Japan is made of five main islands: Hokkaido, Honshu, Shikoku, Kyushu, and Okinawa. Over three-quarters of the 127 million people in Japan live on Honshu, the largest and most development island. Tokyo, the capital, lies on its eastern shore. “Tokyo” is actually used to refer to either Tokyo Metropolis, the 23 Special Wards of Tokyo, Tokyo Station, or even, sometimes, Greater Tokyo which includes seven of the prefectures that surround Tokyo Metropolis. Adding to the general confusion in the nomenclature is the fact that each of these wards refer to themselves as cities, so you end up with cities within a city within a metropolis, which helps no-one.
On a national level, Tokyo means Tokyo Metropolis—one of Japan’s 47 prefectures. It is comprised of two areas: the 23 special wards (what most people mean they they refer to Tokyo) and the rest—the cities and towns that lie to the west. It is best thought of as a constellation of cities that have, over the course of time, merged into one vast urban sprawl which is today home to over 13 million people.
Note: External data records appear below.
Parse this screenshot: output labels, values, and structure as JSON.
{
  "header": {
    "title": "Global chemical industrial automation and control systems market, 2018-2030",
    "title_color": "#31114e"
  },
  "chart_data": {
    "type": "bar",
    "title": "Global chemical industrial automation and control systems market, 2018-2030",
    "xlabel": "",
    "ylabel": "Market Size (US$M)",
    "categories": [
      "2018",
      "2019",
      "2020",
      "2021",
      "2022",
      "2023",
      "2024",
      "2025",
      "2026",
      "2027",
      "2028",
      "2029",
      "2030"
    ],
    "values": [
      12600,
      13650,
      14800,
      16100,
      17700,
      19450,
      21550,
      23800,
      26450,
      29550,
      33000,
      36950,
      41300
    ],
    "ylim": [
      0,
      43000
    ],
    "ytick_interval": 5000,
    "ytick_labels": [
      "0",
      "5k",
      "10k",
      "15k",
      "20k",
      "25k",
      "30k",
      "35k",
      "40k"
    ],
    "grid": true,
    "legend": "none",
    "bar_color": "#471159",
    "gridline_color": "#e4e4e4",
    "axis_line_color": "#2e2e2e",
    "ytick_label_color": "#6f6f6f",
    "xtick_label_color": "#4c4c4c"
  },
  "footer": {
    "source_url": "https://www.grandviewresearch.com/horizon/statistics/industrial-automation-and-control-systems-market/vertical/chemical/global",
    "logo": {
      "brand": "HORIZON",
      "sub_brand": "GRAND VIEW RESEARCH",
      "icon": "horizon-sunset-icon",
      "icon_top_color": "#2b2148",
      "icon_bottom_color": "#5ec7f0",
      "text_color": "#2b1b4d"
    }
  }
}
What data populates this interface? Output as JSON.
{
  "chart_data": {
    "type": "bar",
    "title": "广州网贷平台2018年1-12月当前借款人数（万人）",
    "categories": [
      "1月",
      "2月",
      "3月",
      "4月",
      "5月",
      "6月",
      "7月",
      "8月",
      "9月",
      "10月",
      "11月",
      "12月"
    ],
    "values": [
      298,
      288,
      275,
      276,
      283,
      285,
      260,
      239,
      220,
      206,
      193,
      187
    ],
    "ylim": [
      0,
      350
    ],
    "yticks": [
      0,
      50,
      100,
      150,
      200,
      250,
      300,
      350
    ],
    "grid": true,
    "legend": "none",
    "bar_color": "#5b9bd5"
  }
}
Approximately three-quarters of the population of Tokyo Metropolis live within the 23 special wards, 13 of which make up what we can think of as central, old Tokyo, and the rest the outer wards. Visitors to Tokyo will typically spend the majority of their time these 13 central wards–which rather confusingly refer to themselves as cities in English—because the majority of the must-dos and must-sees are contained within these 13 wards. However, the outer wards, along with the cities to the west, should not be overlooked if you truly want to experience the charms of the capital.
Old Tokyo is associated with shitamachi (literally, “downtown”), a word which historically referred to the area northeast of Edo Castle (now the grounds of Tokyo Imperial Palace). The areas to the west were referred to as yamanote (“foothills”), where many of the shogun’s vassals held a place of residence in times gone by. However, the boundaries of old and new blurred over time—and so have these definitions. In modern parlance shitamachi is used to refer to a way of life rather than a geographical area; namely, the more laid-back, intertwined lives of the everyday folk that one could romantically think still retains a semblance of Edo period life.
Earthquakes, fires, and the air raids of World War II have meant that architecturally Tokyo is a young city compared with the capitals of Europe or Asia, and even structures such as Tokyo Imperial Palace, Nihombashi Bridge, and Meiji Shrine are barely 100 years old. But Tokyo’s rich history lies in its culture and customs, which have weathered the rapid changes of the past 150 years—and it is this clash of new and old that makes Tokyo such a captivating and fascinating city.